At a time when agencies are under attack for “use it or lose it” spending at the end of the fiscal year, the Government Accountability Office reported that the number of accounts with carryover balances rose from fiscal 2007 to fiscal 2012, and that efforts to maximize efficiency in use of the funds must be tailored to individual programs.
In reviewing eight accounts from 2007 through 2012 in the Defense, Health and Human Services, Housing and Urban Development, and Treasury departments, auditors estimated total carry over balances for fiscal 2012 of $2.2 trillion, of which about $800 billion had not yet been obligated.
GAO noted that a single account may support multiple programs and said “a case-by-case analysis is needed to understand how best to achieve… financial benefits.” Each account or program with unexpended funds, it said, should be examined by asking questions about its mission and goals, the sources and fiscal characteristics of the funding, the factors that affect the size or composition of carryover balances, and how the agency measures the balances.

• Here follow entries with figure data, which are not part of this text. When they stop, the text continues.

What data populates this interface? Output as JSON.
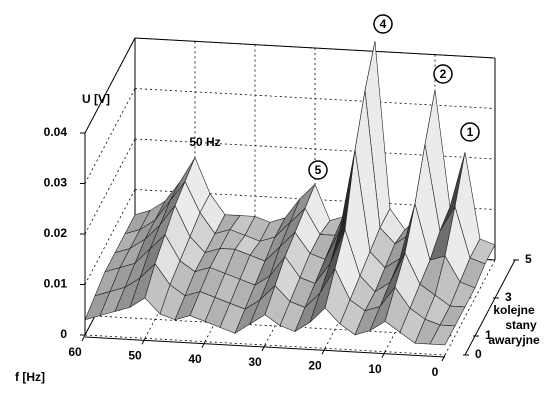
{
  "chart_data": {
    "type": "surface3d",
    "z_label": "U [V]",
    "x_label": "f [Hz]",
    "y_label": [
      "kolejne",
      "stany",
      "awaryjne"
    ],
    "annotations": [
      "50 Hz",
      "5",
      "4",
      "2",
      "1"
    ],
    "x": [
      60,
      57.5,
      55,
      52.5,
      50,
      47.5,
      45,
      42.5,
      40,
      37.5,
      35,
      32.5,
      30,
      27.5,
      25,
      22.5,
      20,
      17.5,
      15,
      12.5,
      10,
      7.5,
      5,
      2.5,
      0
    ],
    "series": [
      {
        "name": "0",
        "values": [
          0.003,
          0.004,
          0.005,
          0.006,
          0.008,
          0.005,
          0.004,
          0.005,
          0.004,
          0.003,
          0.002,
          0.004,
          0.006,
          0.004,
          0.003,
          0.005,
          0.008,
          0.005,
          0.003,
          0.004,
          0.006,
          0.004,
          0.002,
          0.002,
          0.002
        ]
      },
      {
        "name": "1",
        "values": [
          0.004,
          0.005,
          0.006,
          0.008,
          0.011,
          0.007,
          0.005,
          0.006,
          0.005,
          0.004,
          0.003,
          0.005,
          0.008,
          0.005,
          0.004,
          0.007,
          0.012,
          0.006,
          0.004,
          0.005,
          0.009,
          0.005,
          0.003,
          0.002,
          0.002
        ]
      },
      {
        "name": "2",
        "values": [
          0.005,
          0.006,
          0.007,
          0.01,
          0.013,
          0.008,
          0.006,
          0.007,
          0.006,
          0.005,
          0.004,
          0.006,
          0.01,
          0.006,
          0.005,
          0.009,
          0.016,
          0.007,
          0.004,
          0.006,
          0.012,
          0.006,
          0.004,
          0.002,
          0.002
        ]
      },
      {
        "name": "3",
        "values": [
          0.005,
          0.006,
          0.008,
          0.011,
          0.015,
          0.009,
          0.006,
          0.007,
          0.007,
          0.006,
          0.005,
          0.008,
          0.011,
          0.007,
          0.006,
          0.012,
          0.028,
          0.008,
          0.005,
          0.007,
          0.018,
          0.007,
          0.008,
          0.003,
          0.002
        ]
      },
      {
        "name": "4",
        "values": [
          0.005,
          0.006,
          0.008,
          0.012,
          0.016,
          0.01,
          0.006,
          0.007,
          0.006,
          0.005,
          0.006,
          0.009,
          0.012,
          0.007,
          0.007,
          0.014,
          0.036,
          0.009,
          0.006,
          0.008,
          0.026,
          0.009,
          0.014,
          0.004,
          0.003
        ]
      },
      {
        "name": "5",
        "values": [
          0.005,
          0.006,
          0.008,
          0.012,
          0.017,
          0.01,
          0.006,
          0.006,
          0.006,
          0.005,
          0.006,
          0.01,
          0.013,
          0.006,
          0.007,
          0.015,
          0.042,
          0.009,
          0.005,
          0.008,
          0.033,
          0.01,
          0.021,
          0.004,
          0.003
        ]
      }
    ],
    "xlim": [
      0,
      60
    ],
    "xticks": [
      60,
      50,
      40,
      30,
      20,
      10,
      0
    ],
    "ylim": [
      0,
      5
    ],
    "yticks": [
      0,
      1,
      3,
      5
    ],
    "zlim": [
      0,
      0.04
    ],
    "zticks": [
      0,
      0.01,
      0.02,
      0.03,
      0.04
    ],
    "grid": true
  }
}
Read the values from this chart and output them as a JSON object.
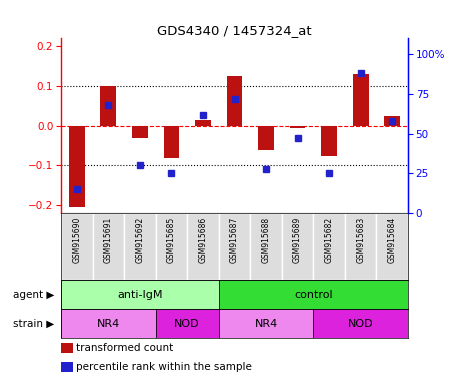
{
  "title": "GDS4340 / 1457324_at",
  "samples": [
    "GSM915690",
    "GSM915691",
    "GSM915692",
    "GSM915685",
    "GSM915686",
    "GSM915687",
    "GSM915688",
    "GSM915689",
    "GSM915682",
    "GSM915683",
    "GSM915684"
  ],
  "red_values": [
    -0.205,
    0.1,
    -0.03,
    -0.08,
    0.015,
    0.125,
    -0.06,
    -0.005,
    -0.075,
    0.13,
    0.025
  ],
  "blue_values": [
    15,
    68,
    30,
    25,
    62,
    72,
    28,
    47,
    25,
    88,
    58
  ],
  "ylim_left": [
    -0.22,
    0.22
  ],
  "ylim_right": [
    0,
    110
  ],
  "yticks_left": [
    -0.2,
    -0.1,
    0.0,
    0.1,
    0.2
  ],
  "yticks_right": [
    0,
    25,
    50,
    75,
    100
  ],
  "ytick_labels_right": [
    "0",
    "25",
    "50",
    "75",
    "100%"
  ],
  "hlines": [
    -0.1,
    0.0,
    0.1
  ],
  "hline_styles": [
    "dotted",
    "dashed",
    "dotted"
  ],
  "hline_colors": [
    "black",
    "red",
    "black"
  ],
  "bar_color": "#BB1111",
  "dot_color": "#2222CC",
  "agent_groups": [
    {
      "label": "anti-IgM",
      "start": 0,
      "end": 5,
      "color": "#AAFFAA"
    },
    {
      "label": "control",
      "start": 5,
      "end": 11,
      "color": "#33DD33"
    }
  ],
  "strain_groups": [
    {
      "label": "NR4",
      "start": 0,
      "end": 3,
      "color": "#EE88EE"
    },
    {
      "label": "NOD",
      "start": 3,
      "end": 5,
      "color": "#DD22DD"
    },
    {
      "label": "NR4",
      "start": 5,
      "end": 8,
      "color": "#EE88EE"
    },
    {
      "label": "NOD",
      "start": 8,
      "end": 11,
      "color": "#DD22DD"
    }
  ],
  "legend_red": "transformed count",
  "legend_blue": "percentile rank within the sample",
  "agent_label": "agent",
  "strain_label": "strain",
  "plot_bg": "#FFFFFF",
  "tick_label_bg": "#CCCCCC",
  "bar_width": 0.5
}
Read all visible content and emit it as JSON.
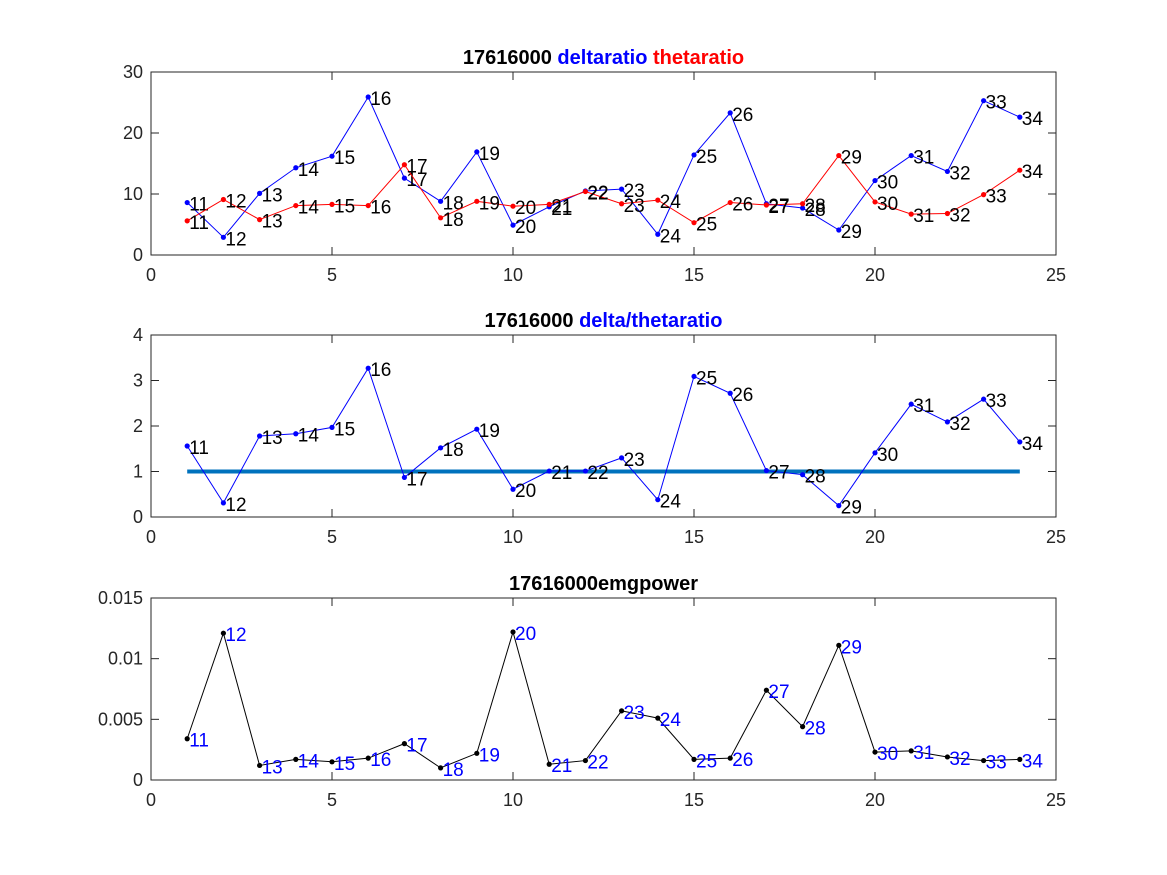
{
  "chart_data": [
    {
      "type": "line",
      "title_parts": [
        {
          "text": "17616000",
          "color": "#000000"
        },
        {
          "text": "deltaratio",
          "color": "#0000ff"
        },
        {
          "text": "thetaratio",
          "color": "#ff0000"
        }
      ],
      "xlim": [
        0,
        25
      ],
      "ylim": [
        0,
        30
      ],
      "xticks": [
        0,
        5,
        10,
        15,
        20,
        25
      ],
      "yticks": [
        0,
        10,
        20,
        30
      ],
      "x": [
        1,
        2,
        3,
        4,
        5,
        6,
        7,
        8,
        9,
        10,
        11,
        12,
        13,
        14,
        15,
        16,
        17,
        18,
        19,
        20,
        21,
        22,
        23,
        24
      ],
      "series": [
        {
          "color": "#0000ff",
          "values": [
            8.6,
            2.9,
            10.1,
            14.3,
            16.2,
            25.9,
            12.6,
            8.8,
            16.9,
            4.9,
            7.9,
            10.5,
            10.8,
            3.4,
            16.4,
            23.3,
            8.4,
            7.7,
            4.1,
            12.2,
            16.3,
            13.7,
            25.3,
            22.6
          ],
          "labels": [
            "11",
            "12",
            "13",
            "14",
            "15",
            "16",
            "17",
            "18",
            "19",
            "20",
            "21",
            "22",
            "23",
            "24",
            "25",
            "26",
            "27",
            "28",
            "29",
            "30",
            "31",
            "32",
            "33",
            "34"
          ],
          "label_color": "#000000"
        },
        {
          "color": "#ff0000",
          "values": [
            5.6,
            9.1,
            5.8,
            8.1,
            8.3,
            8.1,
            14.8,
            6.1,
            8.8,
            8.0,
            8.3,
            10.4,
            8.4,
            9.0,
            5.3,
            8.6,
            8.2,
            8.4,
            16.3,
            8.7,
            6.7,
            6.8,
            9.9,
            13.9
          ],
          "labels": [
            "11",
            "12",
            "13",
            "14",
            "15",
            "16",
            "17",
            "18",
            "19",
            "20",
            "21",
            "22",
            "23",
            "24",
            "25",
            "26",
            "27",
            "28",
            "29",
            "30",
            "31",
            "32",
            "33",
            "34"
          ],
          "label_color": "#000000"
        }
      ]
    },
    {
      "type": "line",
      "title_parts": [
        {
          "text": "17616000",
          "color": "#000000"
        },
        {
          "text": "delta/thetaratio",
          "color": "#0000ff"
        }
      ],
      "xlim": [
        0,
        25
      ],
      "ylim": [
        0,
        4
      ],
      "xticks": [
        0,
        5,
        10,
        15,
        20,
        25
      ],
      "yticks": [
        0,
        1,
        2,
        3,
        4
      ],
      "x": [
        1,
        2,
        3,
        4,
        5,
        6,
        7,
        8,
        9,
        10,
        11,
        12,
        13,
        14,
        15,
        16,
        17,
        18,
        19,
        20,
        21,
        22,
        23,
        24
      ],
      "reference_line": {
        "y": 1,
        "x_from": 1,
        "x_to": 24,
        "color": "#0072bd"
      },
      "series": [
        {
          "color": "#0000ff",
          "values": [
            1.56,
            0.31,
            1.78,
            1.83,
            1.97,
            3.27,
            0.87,
            1.52,
            1.93,
            0.61,
            1.01,
            1.01,
            1.3,
            0.38,
            3.09,
            2.72,
            1.02,
            0.93,
            0.25,
            1.41,
            2.48,
            2.09,
            2.59,
            1.65
          ],
          "labels": [
            "11",
            "12",
            "13",
            "14",
            "15",
            "16",
            "17",
            "18",
            "19",
            "20",
            "21",
            "22",
            "23",
            "24",
            "25",
            "26",
            "27",
            "28",
            "29",
            "30",
            "31",
            "32",
            "33",
            "34"
          ],
          "label_color": "#000000"
        }
      ]
    },
    {
      "type": "line",
      "title_parts": [
        {
          "text": "17616000emgpower",
          "color": "#000000"
        }
      ],
      "xlim": [
        0,
        25
      ],
      "ylim": [
        0,
        0.015
      ],
      "xticks": [
        0,
        5,
        10,
        15,
        20,
        25
      ],
      "yticks": [
        0,
        0.005,
        0.01,
        0.015
      ],
      "ytick_labels": [
        "0",
        "0.005",
        "0.01",
        "0.015"
      ],
      "x": [
        1,
        2,
        3,
        4,
        5,
        6,
        7,
        8,
        9,
        10,
        11,
        12,
        13,
        14,
        15,
        16,
        17,
        18,
        19,
        20,
        21,
        22,
        23,
        24
      ],
      "series": [
        {
          "color": "#000000",
          "values": [
            0.0034,
            0.0121,
            0.0012,
            0.0017,
            0.0015,
            0.0018,
            0.003,
            0.001,
            0.0022,
            0.0122,
            0.0013,
            0.0016,
            0.0057,
            0.0051,
            0.0017,
            0.0018,
            0.0074,
            0.0044,
            0.0111,
            0.0023,
            0.0024,
            0.0019,
            0.0016,
            0.0017
          ],
          "labels": [
            "11",
            "12",
            "13",
            "14",
            "15",
            "16",
            "17",
            "18",
            "19",
            "20",
            "21",
            "22",
            "23",
            "24",
            "25",
            "26",
            "27",
            "28",
            "29",
            "30",
            "31",
            "32",
            "33",
            "34"
          ],
          "label_color": "#0000ff"
        }
      ]
    }
  ]
}
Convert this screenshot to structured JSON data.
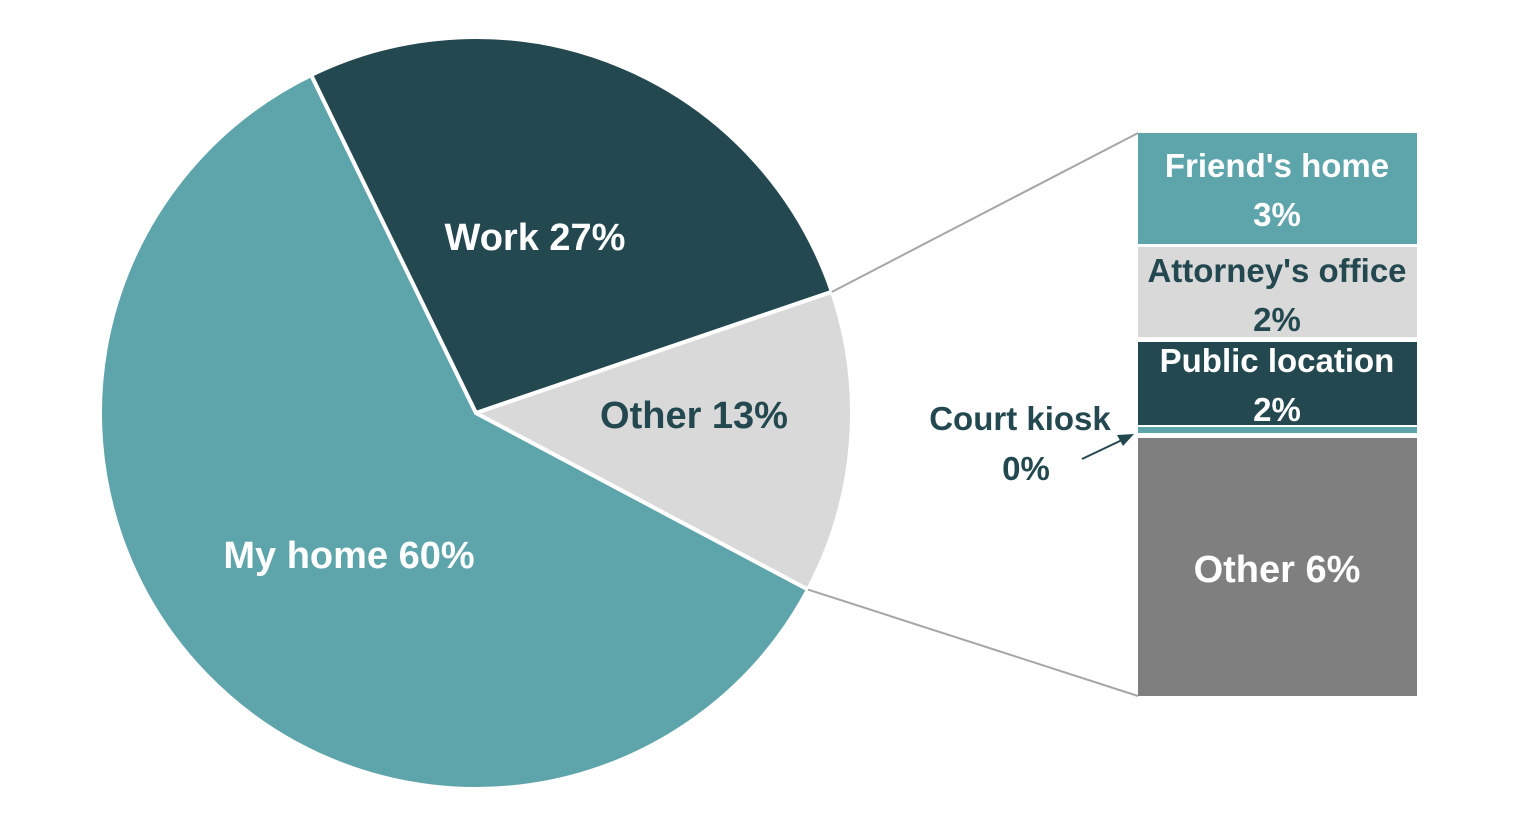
{
  "chart_data": {
    "type": "pie",
    "pie": {
      "slices": [
        {
          "label": "My home 60%",
          "value": 60,
          "color": "#5ea4ab",
          "text_color": "#ffffff"
        },
        {
          "label": "Work 27%",
          "value": 27,
          "color": "#24484f",
          "text_color": "#ffffff"
        },
        {
          "label": "Other 13%",
          "value": 13,
          "color": "#d9d9d9",
          "text_color": "#24484f"
        }
      ]
    },
    "breakdown": {
      "of_slice": "Other 13%",
      "segments": [
        {
          "label_line1": "Friend's home",
          "label_line2": "3%",
          "value": 3,
          "color": "#5ea4ab",
          "text_color": "#ffffff"
        },
        {
          "label_line1": "Attorney's office",
          "label_line2": "2%",
          "value": 2,
          "color": "#d9d9d9",
          "text_color": "#24484f"
        },
        {
          "label_line1": "Public location",
          "label_line2": "2%",
          "value": 2,
          "color": "#24484f",
          "text_color": "#ffffff"
        },
        {
          "label_line1": "Court kiosk",
          "label_line2": "0%",
          "value": 0,
          "color": "#5ea4ab",
          "text_color": "#24484f"
        },
        {
          "label_line1": "Other 6%",
          "label_line2": "",
          "value": 6,
          "color": "#7f7f7f",
          "text_color": "#ffffff"
        }
      ]
    }
  }
}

“If an agency does not have a robust strategy in place to manage carryover balances, or is unable to adequately explain or support the reported carryover balance, then a more in-depth review is warranted,” GAO wrote. “In those cases, balances may either fall too low to efficiently manage operations or raise to unnecessarily high levels, producing potential opportunities for those funds to be used more efficiently elsewhere.”
The report, released on the last day of the fiscal year, was requested by House Budget Committee Chairman Paul Ryan, R-Wis.
GAO made no recommendations, and the four departments generally agreed with the observations, with HHS cautioning that “conclusions drawn from the report may not apply across the board to all accounts.”